Further North in Wintertime – Asides (XXII)

 

Was my favourite Christmas carol about to be given the Bob Dylan treatment, rendered unrecognisable through a strange, impenetrable arrangement? The first few bars didn’t sound at all like the more familiar renditions of Christina Rossetti’s beautifully desolate ‘In the Bleak Midwinter’, and I scrunched up my nose in annoyance. But then, the opening dissonances allowed room for the more familiar thread of Gustav Holst’s original melody, not quite on the nose though, and introducing a slight weariness – as if you were actually struggling to trudge through three feet deep snow – and I was hooked.  



Edvard Munch, Winter in the Woods (1899) 


Sublime harmonies weaved their way around the medieval nave of St Bartholomew the Great at the Livery Companies Carol Service. The candles flickered, the shadows sensed ghosts, and – even though the temperature outside had been coaxing impotent song from the throats of foolish birds - it finally felt like winter.
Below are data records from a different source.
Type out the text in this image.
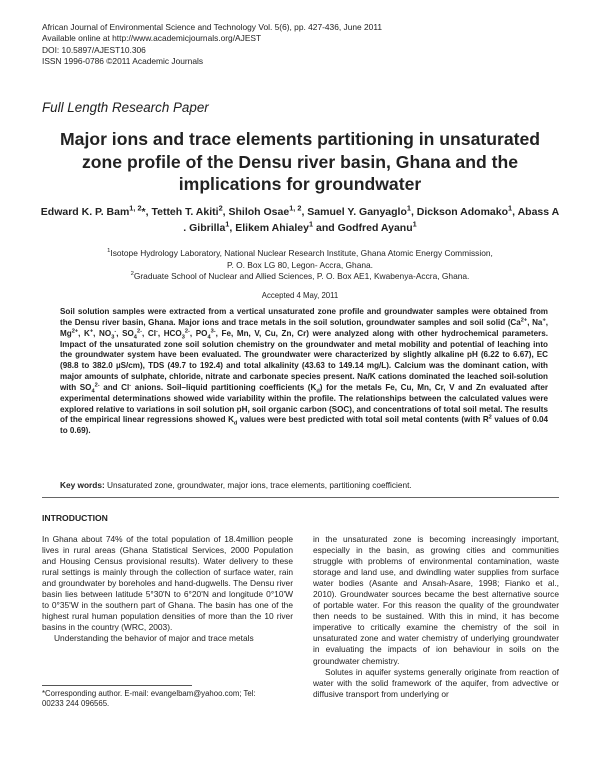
African Journal of Environmental Science and Technology Vol. 5(6), pp. 427-436, June 2011
Available online at http://www.academicjournals.org/AJEST
DOI: 10.5897/AJEST10.306
ISSN 1996-0786 ©2011 Academic Journals
Full Length Research Paper
Major ions and trace elements partitioning in unsaturated zone profile of the Densu river basin, Ghana and the implications for groundwater
Edward K. P. Bam$^{1, 2}$*, Tetteh T. Akiti$^2$, Shiloh Osae$^{1, 2}$, Samuel Y. Ganyaglo$^1$, Dickson Adomako$^1$, Abass A . Gibrilla$^1$, Elikem Ahialey$^1$ and Godfred Ayanu$^1$
$^1$Isotope Hydrology Laboratory, National Nuclear Research Institute, Ghana Atomic Energy Commission,
P. O. Box LG 80, Legon- Accra, Ghana.
$^2$Graduate School of Nuclear and Allied Sciences, P. O. Box AE1, Kwabenya-Accra, Ghana.
Accepted 4 May, 2011
Soil solution samples were extracted from a vertical unsaturated zone profile and groundwater samples were obtained from the Densu river basin, Ghana. Major ions and trace metals in the soil solution, groundwater samples and soil solid ($Ca^{2+}$, Na+, $Mg^{2+}$, K+, $NO_3^-$, $SO_4^{2-}$, Cl-, $HCO_3^{2-}$, $PO_4^{3-}$, Fe, Mn, V, Cu, Zn, Cr) were analyzed along with other hydrochemical parameters. Impact of the unsaturated zone soil solution chemistry on the groundwater and metal mobility and potential of leaching into the groundwater system have been evaluated. The groundwater were characterized by slightly alkaline pH (6.22 to 6.67), EC (98.8 to 382.0 µS/cm), TDS (49.7 to 192.4) and total alkalinity (43.63 to 149.14 mg/L). Calcium was the dominant cation, with major amounts of sulphate, chloride, nitrate and carbonate species present. Na/K cations dominated the leached soil-solution with $SO_4^{2-}$ and Cl- anions. Soil–liquid partitioning coefficients $(K_d)$ for the metals Fe, Cu, Mn, Cr, V and Zn evaluated after experimental determinations showed wide variability within the profile. The relationships between the calculated values were explored relative to variations in soil solution pH, soil organic carbon (SOC), and concentrations of total soil metal. The results of the empirical linear regressions showed $K_d$ values were best predicted with total soil metal contents (with $R^2$ values of 0.04 to 0.69).
Key words: Unsaturated zone, groundwater, major ions, trace elements, partitioning coefficient.
INTRODUCTION

In Ghana about 74% of the total population of 18.4million people lives in rural areas (Ghana Statistical Services, 2000 Population and Housing Census provisional results). Water delivery to these rural settings is mainly through the collection of surface water, rain and groundwater by boreholes and hand-dugwells. The Densu river basin lies between latitude 5°30'N to 6°20'N and longitude 0°10'W to 0°35'W in the southern part of Ghana. The basin has one of the highest rural human population densities of more than the 10 river basins in the country (WRC, 2003).

Understanding the behavior of major and trace metals

*Corresponding author. E-mail: evangelbam@yahoo.com; Tel:
00233 244 096565.

in the unsaturated zone is becoming increasingly important, especially in the basin, as growing cities and communities struggle with problems of environmental contamination, waste storage and land use, and dwindling water supplies from surface water bodies (Asante and Ansah-Asare, 1998; Fianko et al., 2010). Groundwater sources became the best alternative source of portable water. For this reason the quality of the groundwater then needs to be sustained. With this in mind, it has become imperative to critically examine the chemistry of the soil in unsaturated zone and water chemistry of underlying groundwater in evaluating the impacts of ion behaviour in soils on the groundwater chemistry.

Solutes in aquifer systems generally originate from reaction of water with the solid framework of the aquifer, from advective or diffusive transport from underlying or
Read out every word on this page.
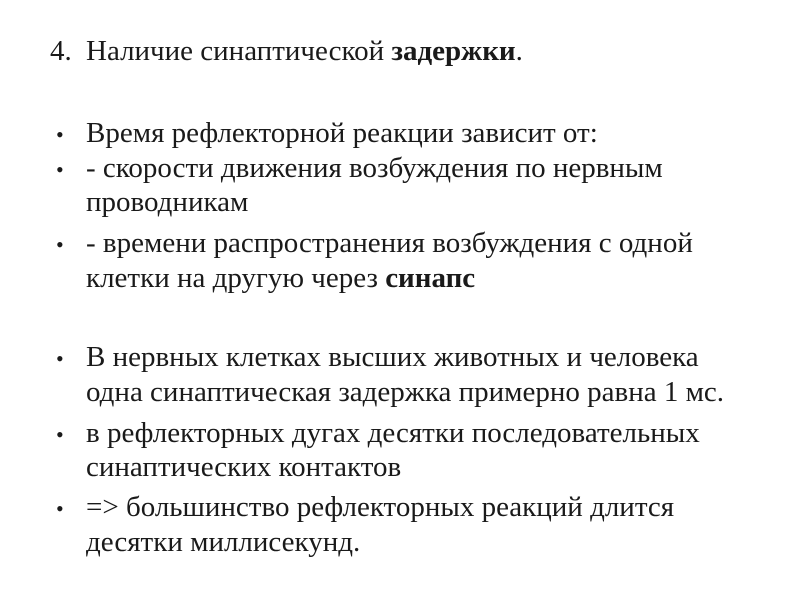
4. Наличие синаптической задержки.
• Время рефлекторной реакции зависит от:
• - скорости движения возбуждения по нервным
проводникам
• - времени распространения возбуждения с одной
клетки на другую через синапс
• В нервных клетках высших животных и человека
одна синаптическая задержка примерно равна 1 мс.
• в рефлекторных дугах десятки последовательных
синаптических контактов
• => большинство рефлекторных реакций длится
десятки миллисекунд.
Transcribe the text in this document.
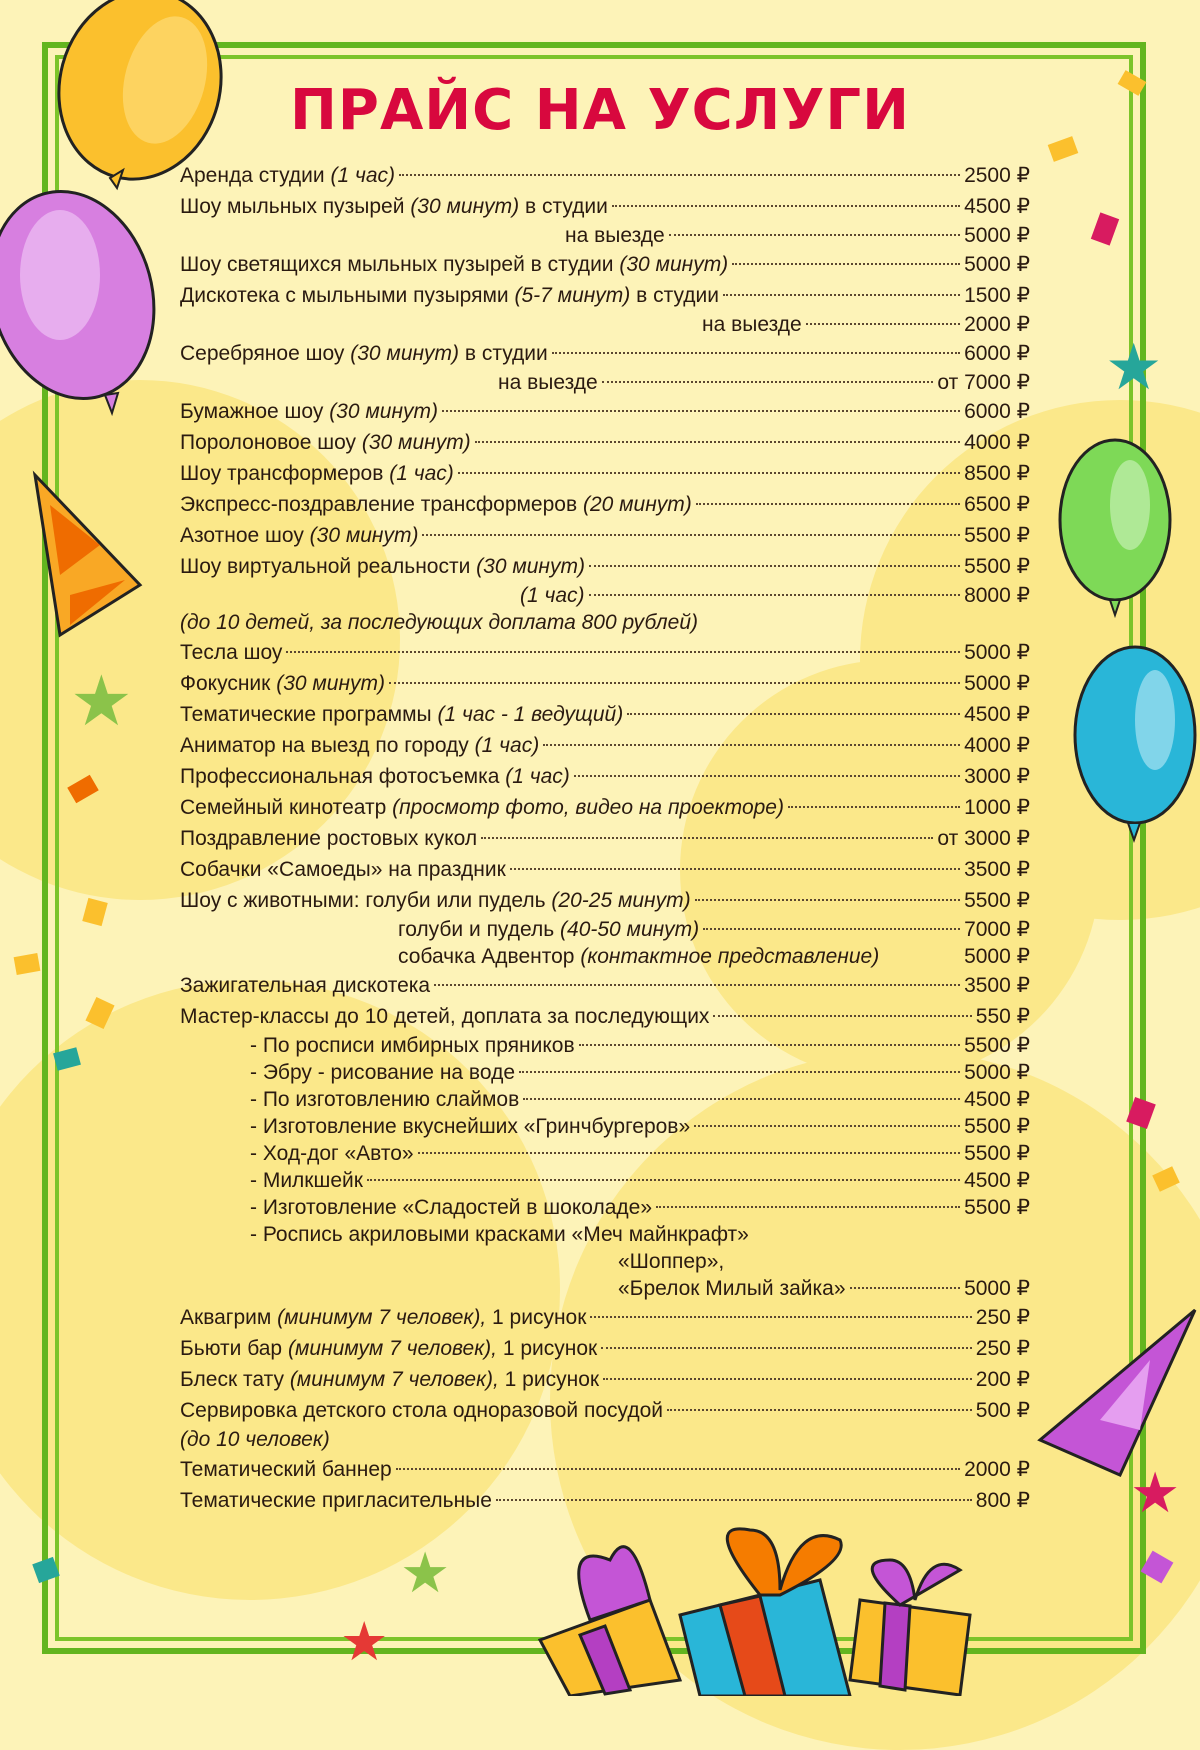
★
★
★
★
★
ПРАЙС НА УСЛУГИ
Аренда студии (1 час)	2500 ₽
Шоу мыльных пузырей (30 минут) в студии	4500 ₽
на выезде	5000 ₽
Шоу светящихся мыльных пузырей в студии (30 минут)	5000 ₽
Дискотека с мыльными пузырями (5-7 минут) в студии	1500 ₽
на выезде	2000 ₽
Серебряное шоу (30 минут) в студии	6000 ₽
на выезде	от 7000 ₽
Бумажное шоу (30 минут)	6000 ₽
Поролоновое шоу (30 минут)	4000 ₽
Шоу трансформеров (1 час)	8500 ₽
Экспресс-поздравление трансформеров (20 минут)	6500 ₽
Азотное шоу (30 минут)	5500 ₽
Шоу виртуальной реальности (30 минут)	5500 ₽
(1 час)	8000 ₽
(до 10 детей, за последующих доплата 800 рублей)
Тесла шоу	5000 ₽
Фокусник (30 минут)	5000 ₽
Тематические программы (1 час - 1 ведущий)	4500 ₽
Аниматор на выезд по городу (1 час)	4000 ₽
Профессиональная фотосъемка (1 час)	3000 ₽
Семейный кинотеатр (просмотр фото, видео на проекторе)	1000 ₽
Поздравление ростовых кукол	от 3000 ₽
Собачки «Самоеды» на праздник	3500 ₽
Шоу с животными: голуби или пудель (20-25 минут)	5500 ₽
голуби и пудель (40-50 минут)	7000 ₽
собачка Адвентор (контактное представление)	5000 ₽
Зажигательная дискотека	3500 ₽
Мастер-классы до 10 детей, доплата за последующих	550 ₽
- По росписи имбирных пряников	5500 ₽
- Эбру - рисование на воде	5000 ₽
- По изготовлению слаймов	4500 ₽
- Изготовление вкуснейших «Гринчбургеров»	5500 ₽
- Ход-дог «Авто»	5500 ₽
- Милкшейк	4500 ₽
- Изготовление «Сладостей в шоколаде»	5500 ₽
- Роспись акриловыми красками «Меч майнкрафт»
«Шоппер»,
«Брелок Милый зайка»	5000 ₽
Аквагрим (минимум 7 человек), 1 рисунок	250 ₽
Бьюти бар (минимум 7 человек), 1 рисунок	250 ₽
Блеск тату (минимум 7 человек), 1 рисунок	200 ₽
Сервировка детского стола одноразовой посудой	500 ₽
(до 10 человек)
Тематический баннер	2000 ₽
Тематические пригласительные	800 ₽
This morning, I looked up this arrangement by the Norwegian composer Ola Gjeilo and was in turn thrilled to stumble upon a rendition of it by the acapella octet Voces8. Listening three times in a row, feeling my mood lift as those ethereal high notes rise towards the end, I might find it something of a struggle to return to the English setting of the carol. The Scandinavians certainly know their snow.